Ada apa gerangan? "Sampai sekarang kami terputus,  tidak ada komunikasi dan kami sekarang menunggu bagaimana," kata Ketua Dewan Pimpinan Pusat Partai Demokrat, Kastorius Sinaga, Selasa 14 Juni 2011. Kasus ini, lanjutnya, sudah menjadi kasus hukum. Artinya, sudah tidak ada lagi celah bagi Partai Demokrat untuk terlibat.

Dan posisi Partai Demokrat, ini janji Kastorius, "Sangat mendukung proses hukum."

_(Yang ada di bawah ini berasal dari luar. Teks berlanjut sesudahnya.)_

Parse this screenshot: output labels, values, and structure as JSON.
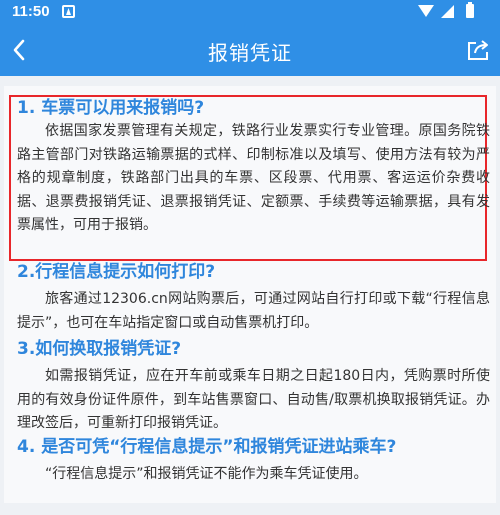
{
  "status_bar": {
    "time": "11:50",
    "app_icon": "notification-a-icon",
    "icons": [
      "wifi-icon",
      "signal-icon",
      "battery-icon"
    ]
  },
  "app_bar": {
    "title": "报销凭证",
    "back_icon": "back-arrow-icon",
    "share_icon": "share-icon",
    "color": "#2f8fe6"
  },
  "faq": [
    {
      "question": "1. 车票可以用来报销吗?",
      "answer": "依据国家发票管理有关规定，铁路行业发票实行专业管理。原国务院铁路主管部门对铁路运输票据的式样、印制标准以及填写、使用方法有较为严格的规章制度，铁路部门出具的车票、区段票、代用票、客运运价杂费收据、退票费报销凭证、退票报销凭证、定额票、手续费等运输票据，具有发票属性，可用于报销。",
      "highlighted": true
    },
    {
      "question": "2.行程信息提示如何打印?",
      "answer": "旅客通过12306.cn网站购票后，可通过网站自行打印或下载“行程信息提示”，也可在车站指定窗口或自动售票机打印。"
    },
    {
      "question": "3.如何换取报销凭证?",
      "answer": "如需报销凭证，应在开车前或乘车日期之日起180日内，凭购票时所使用的有效身份证件原件，到车站售票窗口、自动售/取票机换取报销凭证。办理改签后，可重新打印报销凭证。"
    },
    {
      "question": "4. 是否可凭“行程信息提示”和报销凭证进站乘车?",
      "answer": "“行程信息提示”和报销凭证不能作为乘车凭证使用。"
    }
  ],
  "colors": {
    "question_text": "#2f86dc",
    "highlight_border": "#e8262a",
    "answer_text": "#333333"
  }
}
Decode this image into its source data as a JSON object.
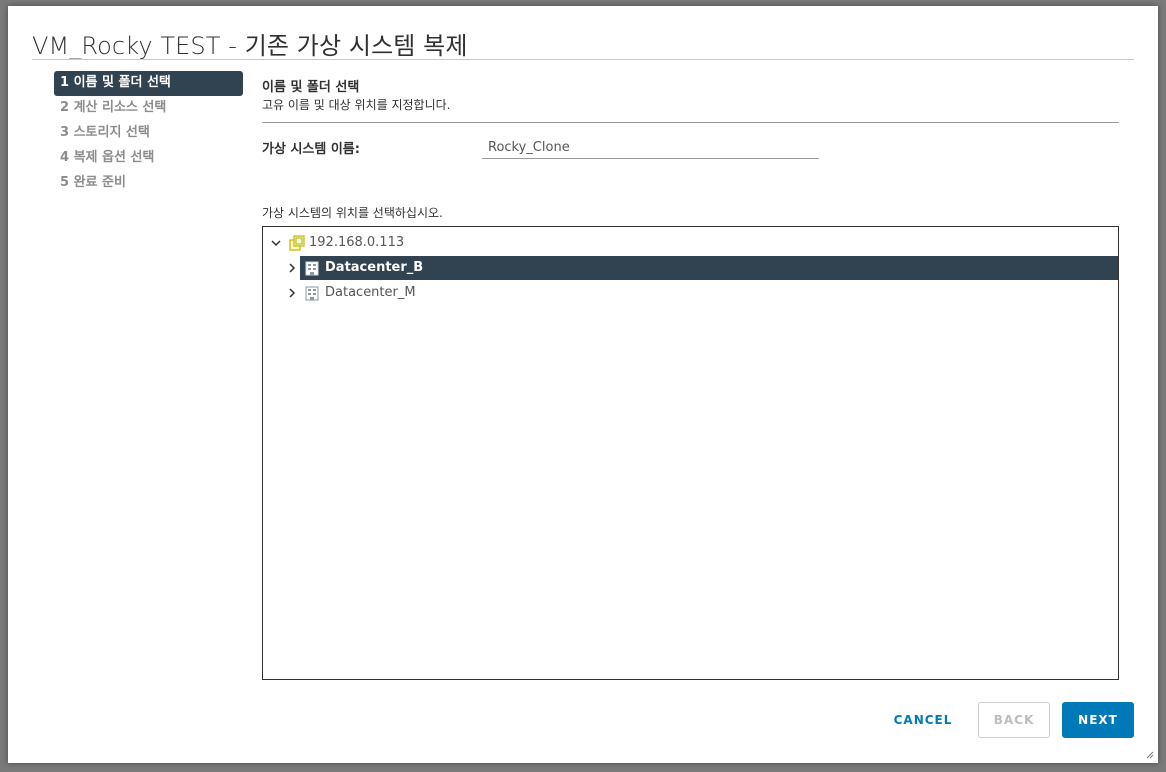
{
  "dialog": {
    "title": "VM_Rocky TEST - 기존 가상 시스템 복제"
  },
  "steps": [
    {
      "label": "1 이름 및 폴더 선택",
      "active": true
    },
    {
      "label": "2 계산 리소스 선택",
      "active": false
    },
    {
      "label": "3 스토리지 선택",
      "active": false
    },
    {
      "label": "4 복제 옵션 선택",
      "active": false
    },
    {
      "label": "5 완료 준비",
      "active": false
    }
  ],
  "section": {
    "title": "이름 및 폴더 선택",
    "subtitle": "고유 이름 및 대상 위치를 지정합니다."
  },
  "vm_name": {
    "label": "가상 시스템 이름:",
    "value": "Rocky_Clone"
  },
  "location": {
    "label": "가상 시스템의 위치를 선택하십시오."
  },
  "tree": {
    "root": {
      "label": "192.168.0.113",
      "icon": "vcenter-icon",
      "expanded": true
    },
    "children": [
      {
        "label": "Datacenter_B",
        "icon": "datacenter-icon",
        "selected": true
      },
      {
        "label": "Datacenter_M",
        "icon": "datacenter-icon",
        "selected": false
      }
    ]
  },
  "buttons": {
    "cancel": "CANCEL",
    "back": "BACK",
    "next": "NEXT"
  },
  "colors": {
    "accent": "#0079b8",
    "selected_bg": "#314351"
  }
}
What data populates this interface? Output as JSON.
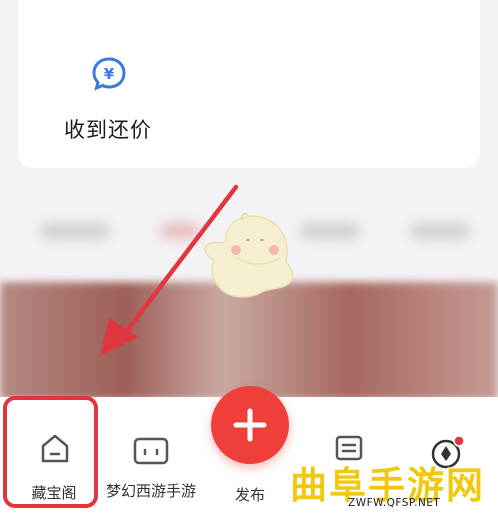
{
  "card": {
    "label": "收到还价",
    "icon": "yen-chat-bubble-icon",
    "icon_symbol": "¥",
    "icon_color": "#3a7be0"
  },
  "tabbar": {
    "items": [
      {
        "label": "藏宝阁",
        "icon": "home-icon",
        "highlighted": true
      },
      {
        "label": "梦幻西游手游",
        "icon": "game-icon"
      },
      {
        "label": "发布",
        "icon": "plus-icon"
      },
      {
        "label": "",
        "icon": "message-icon"
      },
      {
        "label": "",
        "icon": "mine-icon"
      }
    ]
  },
  "annotation": {
    "color": "#e0363f"
  },
  "watermark": {
    "name": "曲阜手游网",
    "url": "ZWFW.QFSP.NET",
    "color": "#f2c80f"
  }
}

Bagi Demokrat, kata Kastorius, kassus Nazaruddin akan menjadi pelajaran berharga. Ke depan partainya akan melakukan langkah-langkah konsolidasi. "Konsolidasi dilakukan di Partai Demokrat akibat gonjang-ganjing kasus Nazaruddin. Kami menunggu arahan Dewan Pembina (Susilo Bambang Yudhoyono)," terangnya.

Sejumlah kasus yang membelit Nazaruddin dan sejumlah kader lain itu sudah melorotkan reputasi Demokrat di tengah masyarakat. Tingkat elektabilitas partai ini juga merosot dalam sejumlah survei yang digelar sejumlah lembaga sebulan belakangan.

Tapi, "Kami tidak melihat itu sebagai langit yang runtuh dan kami tidak bisa berbuat apa-apa lagi. Ini semacam lampu kuning agar kami kembali tegak," tegas Kastorius.

Melonjak atau merosotnya reputasi Demokrat, bagi sejumlah kalangan tidaklah begitu penting. Yang paling penting adalah kehadiran Nazaruddin di Komisi Pemberantasan Korupsi. Sejumlah  kalangan kini menuntut tanggungjawab moral Partai Demokrat memulangkan Nazaruddin itu ke tanah air. Agar sejumlah kasus yang membelitnya menjadi terang benderang.

Soal tuntutan moral itu, Kastorius menegaskan bahwa kasus Nazaruddin sudah menjadi persoalan individu. "Kami memang tidak mempunyai alat paksa atau pun mekanisme untuk melakukan itu. Semua tergantung Nazaruddin. KPK yang mempunyai mekanisme dan alat paksa untuk melakukan itu," terangnya.